Dissenting - Boochever, Chief Justice
No, the appellate court should not definitively rule the statement admissible but should remand for the trial court to apply the new standard. While agreeing that the correct standard is 'awareness of impending death' rather than 'abandonment of all hope,' the dissent argues that the determination is a finding of fact for the trial judge. The trial judge's findings should not be set aside unless clearly erroneous. Since the trial judge applied the incorrect legal standard, the proper remedy is to remand the case for the judge to reconsider the evidence—which includes countervailing factors like the doctors giving her some hope and the key statements being elicited by leading questions—under the newly clarified correct standard.

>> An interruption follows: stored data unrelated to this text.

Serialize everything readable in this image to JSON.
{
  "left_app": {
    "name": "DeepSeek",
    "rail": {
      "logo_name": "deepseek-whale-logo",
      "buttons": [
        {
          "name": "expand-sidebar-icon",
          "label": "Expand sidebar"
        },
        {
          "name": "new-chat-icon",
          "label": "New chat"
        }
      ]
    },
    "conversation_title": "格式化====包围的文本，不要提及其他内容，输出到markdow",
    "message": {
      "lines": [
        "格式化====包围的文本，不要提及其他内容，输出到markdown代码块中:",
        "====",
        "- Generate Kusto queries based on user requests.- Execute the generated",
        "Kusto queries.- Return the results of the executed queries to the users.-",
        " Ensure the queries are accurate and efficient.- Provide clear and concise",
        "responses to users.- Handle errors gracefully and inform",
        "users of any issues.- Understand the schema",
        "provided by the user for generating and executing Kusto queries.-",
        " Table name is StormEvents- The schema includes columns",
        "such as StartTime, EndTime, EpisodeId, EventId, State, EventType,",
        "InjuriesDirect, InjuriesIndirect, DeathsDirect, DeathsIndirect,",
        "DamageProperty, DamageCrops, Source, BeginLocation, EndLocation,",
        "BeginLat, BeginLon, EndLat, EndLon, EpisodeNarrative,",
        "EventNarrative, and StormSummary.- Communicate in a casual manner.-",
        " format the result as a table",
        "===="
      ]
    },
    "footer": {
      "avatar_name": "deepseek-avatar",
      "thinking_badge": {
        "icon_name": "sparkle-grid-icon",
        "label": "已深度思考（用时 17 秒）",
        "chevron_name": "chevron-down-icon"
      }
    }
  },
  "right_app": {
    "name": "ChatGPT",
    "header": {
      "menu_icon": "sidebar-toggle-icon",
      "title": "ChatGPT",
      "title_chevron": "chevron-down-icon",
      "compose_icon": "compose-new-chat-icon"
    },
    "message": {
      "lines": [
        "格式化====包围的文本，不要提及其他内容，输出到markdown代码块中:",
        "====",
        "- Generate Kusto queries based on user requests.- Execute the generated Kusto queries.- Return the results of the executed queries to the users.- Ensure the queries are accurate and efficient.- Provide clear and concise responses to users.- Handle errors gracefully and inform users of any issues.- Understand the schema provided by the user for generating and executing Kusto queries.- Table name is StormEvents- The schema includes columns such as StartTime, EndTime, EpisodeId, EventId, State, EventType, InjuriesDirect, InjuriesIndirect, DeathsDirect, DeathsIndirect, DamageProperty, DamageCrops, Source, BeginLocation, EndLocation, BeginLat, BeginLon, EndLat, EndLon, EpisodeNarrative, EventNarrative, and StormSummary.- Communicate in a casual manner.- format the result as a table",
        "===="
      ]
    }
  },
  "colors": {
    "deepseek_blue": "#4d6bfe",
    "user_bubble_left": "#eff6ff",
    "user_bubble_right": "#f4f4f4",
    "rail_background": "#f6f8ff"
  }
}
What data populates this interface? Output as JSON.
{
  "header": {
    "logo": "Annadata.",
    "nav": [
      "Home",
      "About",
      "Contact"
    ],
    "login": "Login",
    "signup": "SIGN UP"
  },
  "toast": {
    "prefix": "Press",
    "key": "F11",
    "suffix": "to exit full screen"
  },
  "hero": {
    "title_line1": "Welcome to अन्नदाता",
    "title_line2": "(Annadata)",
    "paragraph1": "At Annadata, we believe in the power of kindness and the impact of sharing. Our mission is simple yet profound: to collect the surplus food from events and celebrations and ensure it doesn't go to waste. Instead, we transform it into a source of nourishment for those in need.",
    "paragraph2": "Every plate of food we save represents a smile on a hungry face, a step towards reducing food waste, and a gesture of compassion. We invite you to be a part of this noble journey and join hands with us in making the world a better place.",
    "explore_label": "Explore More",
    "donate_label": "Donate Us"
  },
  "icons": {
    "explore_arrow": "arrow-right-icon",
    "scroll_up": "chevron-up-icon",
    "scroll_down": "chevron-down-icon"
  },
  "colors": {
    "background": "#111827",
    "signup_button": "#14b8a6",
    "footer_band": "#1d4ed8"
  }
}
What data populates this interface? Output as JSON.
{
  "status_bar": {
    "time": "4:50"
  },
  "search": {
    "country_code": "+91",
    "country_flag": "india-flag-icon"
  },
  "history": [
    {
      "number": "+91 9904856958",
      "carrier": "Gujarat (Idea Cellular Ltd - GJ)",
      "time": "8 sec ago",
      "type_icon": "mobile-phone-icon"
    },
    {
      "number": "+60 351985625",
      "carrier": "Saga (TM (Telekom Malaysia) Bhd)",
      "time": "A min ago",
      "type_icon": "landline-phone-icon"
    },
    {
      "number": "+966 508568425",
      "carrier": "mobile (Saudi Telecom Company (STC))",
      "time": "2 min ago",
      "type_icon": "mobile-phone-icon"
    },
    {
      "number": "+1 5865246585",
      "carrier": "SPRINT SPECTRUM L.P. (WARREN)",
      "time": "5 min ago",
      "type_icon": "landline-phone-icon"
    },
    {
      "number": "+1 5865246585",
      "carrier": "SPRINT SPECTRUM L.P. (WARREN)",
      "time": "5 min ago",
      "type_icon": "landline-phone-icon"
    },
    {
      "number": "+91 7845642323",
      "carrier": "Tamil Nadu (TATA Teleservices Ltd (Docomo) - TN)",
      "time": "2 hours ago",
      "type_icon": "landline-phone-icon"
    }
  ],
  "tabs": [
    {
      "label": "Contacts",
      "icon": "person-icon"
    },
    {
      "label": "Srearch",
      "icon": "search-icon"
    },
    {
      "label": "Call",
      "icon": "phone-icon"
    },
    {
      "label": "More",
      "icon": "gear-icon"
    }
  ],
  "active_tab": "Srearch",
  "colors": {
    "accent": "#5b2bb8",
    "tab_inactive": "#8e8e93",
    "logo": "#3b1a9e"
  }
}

Concurring - Connor, Justice
Yes, the statement was admissible, but the court did not need to discard the traditional 'abandoned hope' standard to reach this conclusion. The concurrence argues that the circumstances of this case were so severe that one could infer Mrs. Johnson had, in fact, abandoned all hope and spoke 'with the consciousness of a swift and certain doom.' While agreeing with the outcome, this opinion expresses concern about relaxing the traditional rule, noting that its strict limitations reflect an 'accumulated wisdom about the dangers of admitting dying declarations too readily.' The existing common law criteria should be adhered to until a new rule is established through positive enactment.
Analysis:
This decision significantly modernizes the dying declaration exception to the hearsay rule in Alaska, replacing the rigid 'abandonment of all hope' requirement with a more flexible 'awareness of impending death' standard. This change makes it easier to admit victims' statements in homicide prosecutions, reflecting the reality that medical professionals often preserve a sliver of hope for critically ill patients. The ruling also clarifies the scope of the medical diagnosis exception, strictly limiting it to information pertinent to treatment and excluding statements that merely assign fault. This reinforces a clear boundary between medical necessity and legal culpability in evidence law.